Mrsbloggz · 19/12/2024 14:08

@Backtothe80splease
Your father is selfishly doing all he can to work things to his advantage, women need to be more like men, be more strategic and work things to our advantage right from the start.

Suddenrealisationhelp · 19/12/2024 20:52

The thing is OP, we all only get one life and 24 hours a day. So if you give up the majority of your time to help an elderly parent with dementia, that is time you don’t have to spend with your teens, husband, working etc. I have been the teen in this scenario and honestly it’s crap when your parent is basically never there as they are too busy looking after their own parents. I strongly believe our priority is to our children. I’m not saying we shouldn’t help our elderly parents, of course we should, but not to the severe detriment of our children (which it would be when it gets to the point of 24hr care being required).

So the person who commented on your Facebook post either has no idea of the reality of caring, doesn’t have DC, or does have DC but is happy to sacrifice their best interests for their elderly parents. No one can have it all, we must all make these very difficult choices and make the best of what is often a very challenging situation.

SinisterBumFacedCat · 20/12/2024 01:51

I always think of it like an iceberg, people see an older person going into a care home, and use stupid phrases like them being “dumped” in there, but what they don’t see is the many many years of care that families have been providing leading up to this point, starting slowly and gradually getting to the point where people are forced to admit that they can’t do it anymore. I cared for my DM for 5 years of her Alzheimer’s before she went into a home. It was soul destroying, her husband ended up taking his own life in the first year, she briefly lived with us and I very nearly did the same. She has been in deep denial for a long time and became quite a bully with it.
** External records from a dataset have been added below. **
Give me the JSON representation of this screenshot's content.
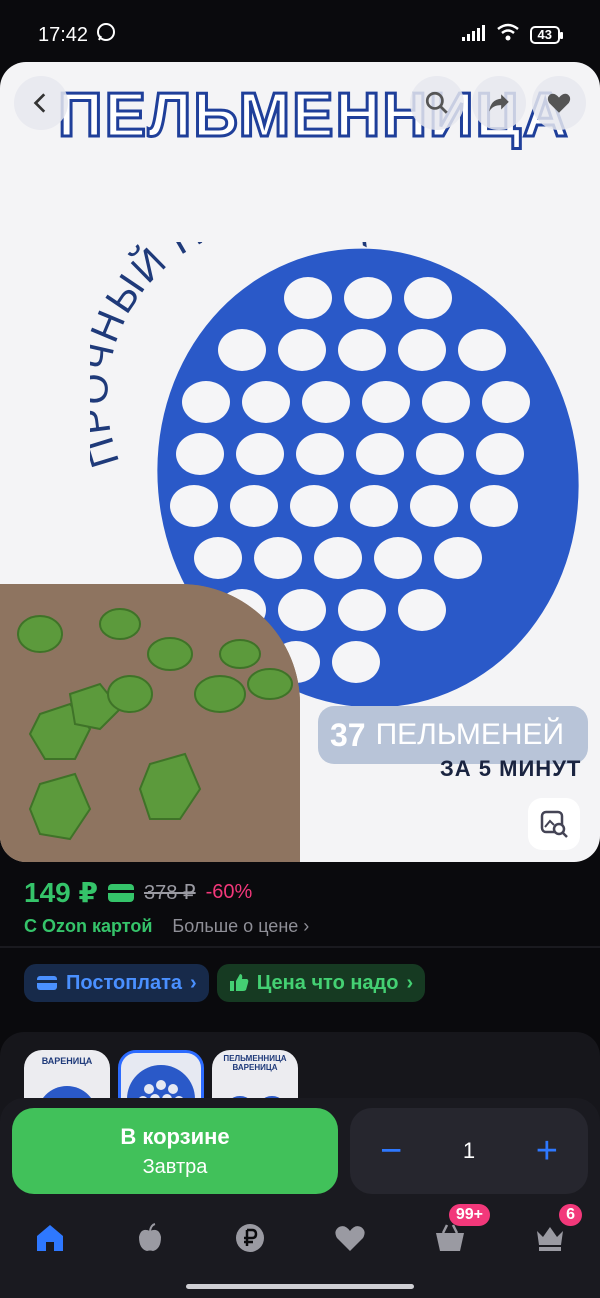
{
  "status": {
    "time": "17:42",
    "battery": "43"
  },
  "hero": {
    "title": "ПЕЛЬМЕННИЦА",
    "arc_text": "ПРОЧНЫЙ ПЛАСТИК",
    "badge_number": "37",
    "badge_text": "ПЕЛЬМЕНЕЙ",
    "sub_prefix": "ЗА",
    "sub_number": "5",
    "sub_suffix": "МИНУТ"
  },
  "price": {
    "current": "149 ₽",
    "old": "378 ₽",
    "discount": "-60%",
    "ozon_card": "С Ozon картой",
    "more": "Больше о цене"
  },
  "chips": [
    {
      "label": "Постоплата"
    },
    {
      "label": "Цена что надо"
    }
  ],
  "thumbs": [
    {
      "caption": "ВАРЕНИЦА"
    },
    {
      "caption": ""
    },
    {
      "caption": "ПЕЛЬМЕННИЦА ВАРЕНИЦА"
    }
  ],
  "cart": {
    "title": "В корзине",
    "subtitle": "Завтра",
    "quantity": "1",
    "minus": "−",
    "plus": "+"
  },
  "tabs": [
    {
      "name": "home",
      "badge": ""
    },
    {
      "name": "fresh",
      "badge": ""
    },
    {
      "name": "finance",
      "badge": ""
    },
    {
      "name": "favorites",
      "badge": ""
    },
    {
      "name": "cart",
      "badge": "99+"
    },
    {
      "name": "profile",
      "badge": "6"
    }
  ],
  "colors": {
    "accent_green": "#41c15a",
    "price_green": "#35c46a",
    "discount_pink": "#f2387a",
    "accent_blue": "#2e78ff"
  }
}
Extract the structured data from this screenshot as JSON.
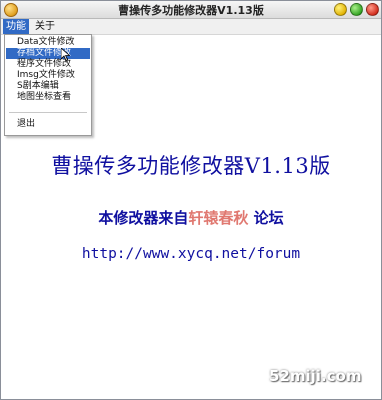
{
  "window": {
    "title": "曹操传多功能修改器V1.13版"
  },
  "menubar": {
    "items": [
      {
        "label": "功能"
      },
      {
        "label": "关于"
      }
    ]
  },
  "dropdown": {
    "items": [
      {
        "label": "Data文件修改"
      },
      {
        "label": "存档文件修改",
        "selected": true
      },
      {
        "label": "程序文件修改"
      },
      {
        "label": "Imsg文件修改"
      },
      {
        "label": "S剧本编辑"
      },
      {
        "label": "地图坐标查看"
      },
      {
        "label": "退出"
      }
    ]
  },
  "main": {
    "title": "曹操传多功能修改器V1.13版",
    "forum_prefix": "本修改器来自",
    "forum_brand": "轩辕春秋",
    "forum_suffix": "论坛",
    "url": "http://www.xycq.net/forum"
  },
  "watermark": "52miji.com",
  "colors": {
    "text_blue": "#1010a0",
    "brand_red": "#e07870",
    "menu_highlight": "#316ac5"
  },
  "icons": {
    "app": "app-icon",
    "cursor": "mouse-cursor-icon"
  }
}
She’s now in a very nice home, I only found it by dealing with the local mental health team after she was given notice on her last home due to her behaviour. She is much more content now. I have spoken to professional carers who are brilliant at their jobs but have all struggled when it came to dealing with their own parents when they needed care and found that they couldn’t do it personally because of the emotional trauma. Statistically people with dementia live longer in care homes than they do if they stay at home, even with a relative to look after them. This stupid woman on Facebook is an idiot, I bet if her parents actually did get dementia and need care she’d run a mile, she is in no position to judge and ultimately a happy person doesn’t go out of their way to harass complete strangers online.

stronglatte · 20/12/2024 03:17

Sorry you're having so much to deal with as well as your own health issues. I would also consider deleting Facebook - it seems to be a pit of toxicity - I did it years ago and I'm so much happier - it's a drain that you don't need

MissTrip82 · 20/12/2024 06:58

I looked after a parent with dementia at home through complete incontinence and loss of all speech for years until death. Looking after a baby whilst working nights in an incredibly high stress job was nothing, absolutely nothing, in comparison.

I really recommend getting professionals involved. It is just so so so hard to do it yourself. And if you don’t want to, you don’t want to. That’s ok.